Sales at ready meal supplier The Authentic Food Company have jumped 20% to close in on £50m following the acquisition of a frozen factory in Ireland from Heinz, but profits took a hit as the group invested in the site.
The manufacturer, which supplies Iceland, Morrisons and Asda as well as foodservice customers, said in newly filed accounts the year to 31 May 2015 had been “transformational”.
Pre-tax profits fell 32.8% to £1.2m despite sales rising to £49.1m as Authentic invested in the Dundalk site bought from Heinz in January 2015.
Authentic said the investment programme had helped secure several long-term contracts set to be launched by spring 2016.

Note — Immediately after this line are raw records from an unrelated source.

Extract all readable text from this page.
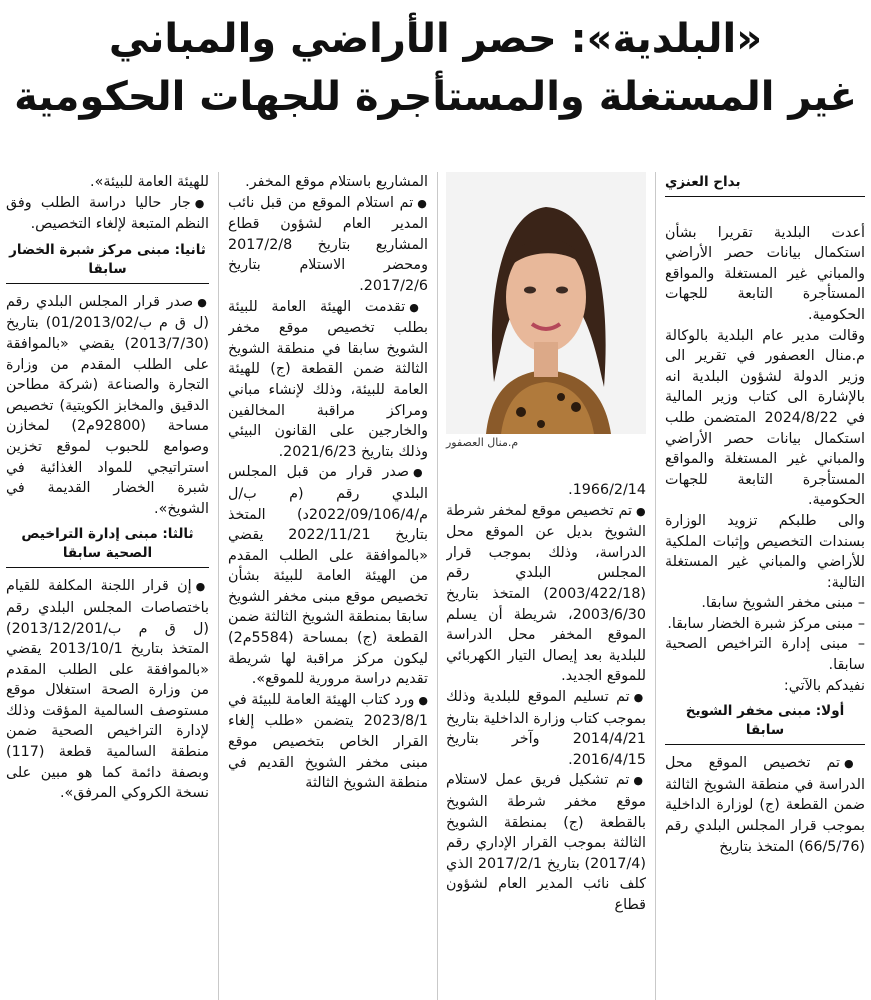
«البلدية»: حصر الأراضي والمباني
غير المستغلة والمستأجرة للجهات الحكومية
بداح العنزي

أعدت البلدية تقريرا بشأن استكمال بيانات حصر الأراضي والمباني غير المستغلة والمواقع المستأجرة التابعة للجهات الحكومية.

وقالت مدير عام البلدية بالوكالة م.منال العصفور في تقرير الى وزير الدولة لشؤون البلدية انه بالإشارة الى كتاب وزير المالية في 2024/8/22 المتضمن طلب استكمال بيانات حصر الأراضي والمباني غير المستغلة والمواقع المستأجرة التابعة للجهات الحكومية.

والى طلبكم تزويد الوزارة بسندات التخصيص وإثبات الملكية للأراضي والمباني غير المستغلة التالية:

– مبنى مخفر الشويخ سابقا.

– مبنى مركز شبرة الخضار سابقا.

– مبنى إدارة التراخيص الصحية سابقا.

نفيدكم بالآتي:

أولا: مبنى مخفر الشويخ سابقا

● تم تخصيص الموقع محل الدراسة في منطقة الشويخ الثالثة ضمن القطعة (ج) لوزارة الداخلية بموجب قرار المجلس البلدي رقم (66/5/76) المتخذ بتاريخ

م.منال العصفور

1966/2/14.

● تم تخصيص موقع لمخفر شرطة الشويخ بديل عن الموقع محل الدراسة، وذلك بموجب قرار المجلس البلدي رقم (2003/422/18) المتخذ بتاريخ 2003/6/30، شريطة أن يسلم الموقع المخفر محل الدراسة للبلدية بعد إيصال التيار الكهربائي للموقع الجديد.

● تم تسليم الموقع للبلدية وذلك بموجب كتاب وزارة الداخلية بتاريخ 2014/4/21 وآخر بتاريخ 2016/4/15.

● تم تشكيل فريق عمل لاستلام موقع مخفر شرطة الشويخ بالقطعة (ج) بمنطقة الشويخ الثالثة بموجب القرار الإداري رقم (2017/4) بتاريخ 2017/2/1 الذي كلف نائب المدير العام لشؤون قطاع

المشاريع باستلام موقع المخفر.

● تم استلام الموقع من قبل نائب المدير العام لشؤون قطاع المشاريع بتاريخ 2017/2/8 ومحضر الاستلام بتاريخ 2017/2/6.

● تقدمت الهيئة العامة للبيئة بطلب تخصيص موقع مخفر الشويخ سابقا في منطقة الشويخ الثالثة ضمن القطعة (ج) للهيئة العامة للبيئة، وذلك لإنشاء مباني ومراكز مراقبة المخالفين والخارجين على القانون البيئي وذلك بتاريخ 2021/6/23.

● صدر قرار من قبل المجلس البلدي رقم (م ب/ل م/2022/09/106/4د) المتخذ بتاريخ 2022/11/21 يقضي «بالموافقة على الطلب المقدم من الهيئة العامة للبيئة بشأن تخصيص موقع مبنى مخفر الشويخ سابقا بمنطقة الشويخ الثالثة ضمن القطعة (ج) بمساحة (5584م2) ليكون مركز مراقبة لها شريطة تقديم دراسة مرورية للموقع».

● ورد كتاب الهيئة العامة للبيئة في 2023/8/1 يتضمن «طلب إلغاء القرار الخاص بتخصيص موقع مبنى مخفر الشويخ القديم في منطقة الشويخ الثالثة

للهيئة العامة للبيئة».

● جار حاليا دراسة الطلب وفق النظم المتبعة لإلغاء التخصيص.

ثانيا: مبنى مركز شبرة الخضار سابقا

● صدر قرار المجلس البلدي رقم (ل ق م ب/01/2013/02) بتاريخ (2013/7/30) يقضي «بالموافقة على الطلب المقدم من وزارة التجارة والصناعة (شركة مطاحن الدقيق والمخابز الكويتية) تخصيص مساحة (92800م2) لمخازن وصوامع للحبوب لموقع تخزين استراتيجي للمواد الغذائية في شبرة الخضار القديمة في الشويخ».

ثالثا: مبنى إدارة التراخيص الصحية سابقا

● إن قرار اللجنة المكلفة للقيام باختصاصات المجلس البلدي رقم (ل ق م ب/2013/12/201) المتخذ بتاريخ 2013/10/1 يقضي «بالموافقة على الطلب المقدم من وزارة الصحة استغلال موقع مستوصف السالمية المؤقت وذلك لإدارة التراخيص الصحية ضمن منطقة السالمية قطعة (117) وبصفة دائمة كما هو مبين على نسخة الكروكي المرفق».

Since the year end, the site has been fully integrated into the wider business, and MD Nik Basran said in the accounts the group had begun to capitalise on the opportunity to broaden its product range.

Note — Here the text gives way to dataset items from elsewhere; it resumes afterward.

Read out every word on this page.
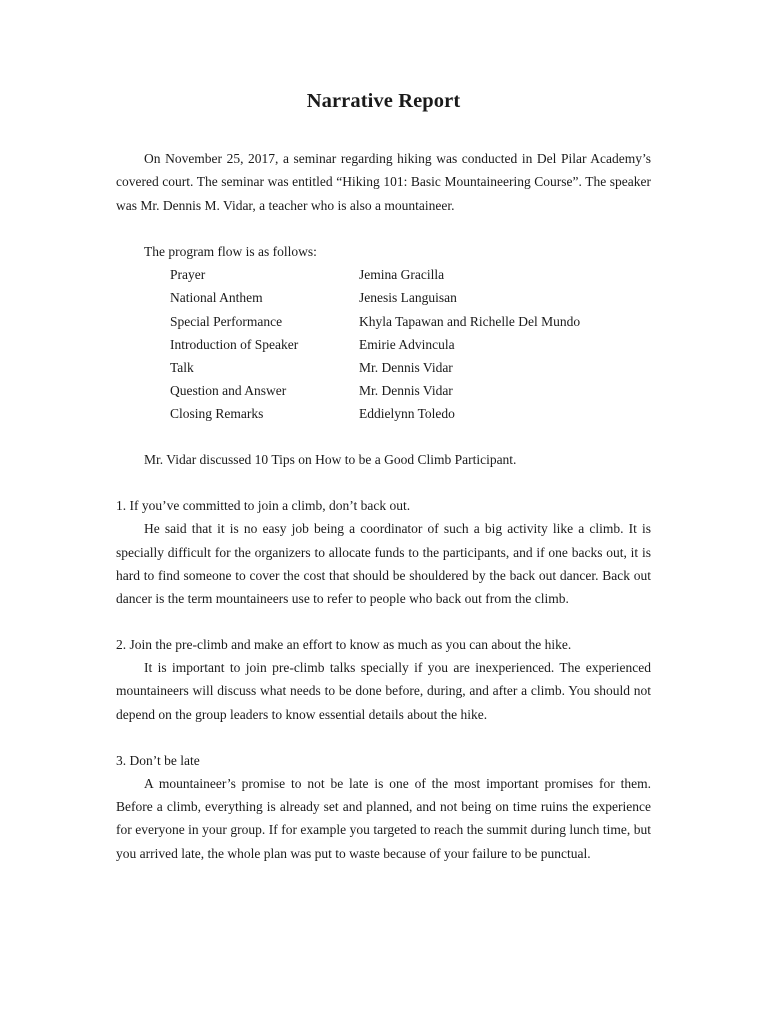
Narrative Report

On November 25, 2017, a seminar regarding hiking was conducted in Del Pilar Academy’s covered court. The seminar was entitled “Hiking 101: Basic Mountaineering Course”. The speaker was Mr. Dennis M. Vidar, a teacher who is also a mountaineer.

The program flow is as follows:

Prayer	Jemina Gracilla
National Anthem	Jenesis Languisan
Special Performance	Khyla Tapawan and Richelle Del Mundo
Introduction of Speaker	Emirie Advincula
Talk	Mr. Dennis Vidar
Question and Answer	Mr. Dennis Vidar
Closing Remarks	Eddielynn Toledo

Mr. Vidar discussed 10 Tips on How to be a Good Climb Participant.

1. If you’ve committed to join a climb, don’t back out.

He said that it is no easy job being a coordinator of such a big activity like a climb. It is specially difficult for the organizers to allocate funds to the participants, and if one backs out, it is hard to find someone to cover the cost that should be shouldered by the back out dancer. Back out dancer is the term mountaineers use to refer to people who back out from the climb.

2. Join the pre-climb and make an effort to know as much as you can about the hike.

It is important to join pre-climb talks specially if you are inexperienced. The experienced mountaineers will discuss what needs to be done before, during, and after a climb. You should not depend on the group leaders to know essential details about the hike.

3. Don’t be late

A mountaineer’s promise to not be late is one of the most important promises for them. Before a climb, everything is already set and planned, and not being on time ruins the experience for everyone in your group. If for example you targeted to reach the summit during lunch time, but you arrived late, the whole plan was put to waste because of your failure to be punctual.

Sales growth is expected to continue at the same rate in the current year, with at least another 20% added to the top line.

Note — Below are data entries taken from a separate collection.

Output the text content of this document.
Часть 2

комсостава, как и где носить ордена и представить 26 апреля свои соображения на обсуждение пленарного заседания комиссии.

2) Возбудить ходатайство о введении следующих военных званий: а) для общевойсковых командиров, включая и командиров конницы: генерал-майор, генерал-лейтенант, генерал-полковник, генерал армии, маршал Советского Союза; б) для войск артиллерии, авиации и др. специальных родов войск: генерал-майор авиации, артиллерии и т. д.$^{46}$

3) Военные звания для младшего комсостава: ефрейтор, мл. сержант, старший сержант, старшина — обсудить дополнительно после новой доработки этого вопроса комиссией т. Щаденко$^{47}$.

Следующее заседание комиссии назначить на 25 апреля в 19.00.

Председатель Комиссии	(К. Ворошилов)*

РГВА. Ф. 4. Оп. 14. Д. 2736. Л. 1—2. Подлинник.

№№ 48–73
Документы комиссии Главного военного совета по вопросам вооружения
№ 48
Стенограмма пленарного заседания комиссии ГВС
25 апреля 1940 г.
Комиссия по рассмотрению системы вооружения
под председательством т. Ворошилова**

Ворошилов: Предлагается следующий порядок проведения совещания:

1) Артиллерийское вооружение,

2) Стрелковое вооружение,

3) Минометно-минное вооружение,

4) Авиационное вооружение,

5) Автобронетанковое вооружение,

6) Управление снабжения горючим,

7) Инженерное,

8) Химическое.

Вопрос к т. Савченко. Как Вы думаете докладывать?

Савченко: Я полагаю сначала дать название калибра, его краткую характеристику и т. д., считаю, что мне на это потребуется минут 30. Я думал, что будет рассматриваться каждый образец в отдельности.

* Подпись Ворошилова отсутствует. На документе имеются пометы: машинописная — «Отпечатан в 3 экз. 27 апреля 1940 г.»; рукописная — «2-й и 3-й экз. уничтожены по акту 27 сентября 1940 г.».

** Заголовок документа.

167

Basran added the deal had positioned Authentic to be the leading supplier of frozen world foods in Europe by 2020, with a production footprint capable of delivering £150m of sales across the foodservice and retail sectors.
The deal included a three-year co-pack arrangement for Authentic to continue to manufacture Heinz’s range of WeightWatchers frozen meals, as well as exploring new opportunities for Kraft Heinz in the category.
“The performance of the company is in line with management expectations in what has been a transformational year for the group as a whole, that has required planned significant investment, in both infrastructure and people, as the group entered a period of unprecedented accelerated growth,” Basran said.
Authentic has also invested heavily more generally in new product development and has signed up the Yu family, who won Gordon Ramsay’s best Chinese restaurant in the UK in 2010, and former Michelin-starred chef Paul Heathcote to develop ranges of pan-Asian, British and Italian meals.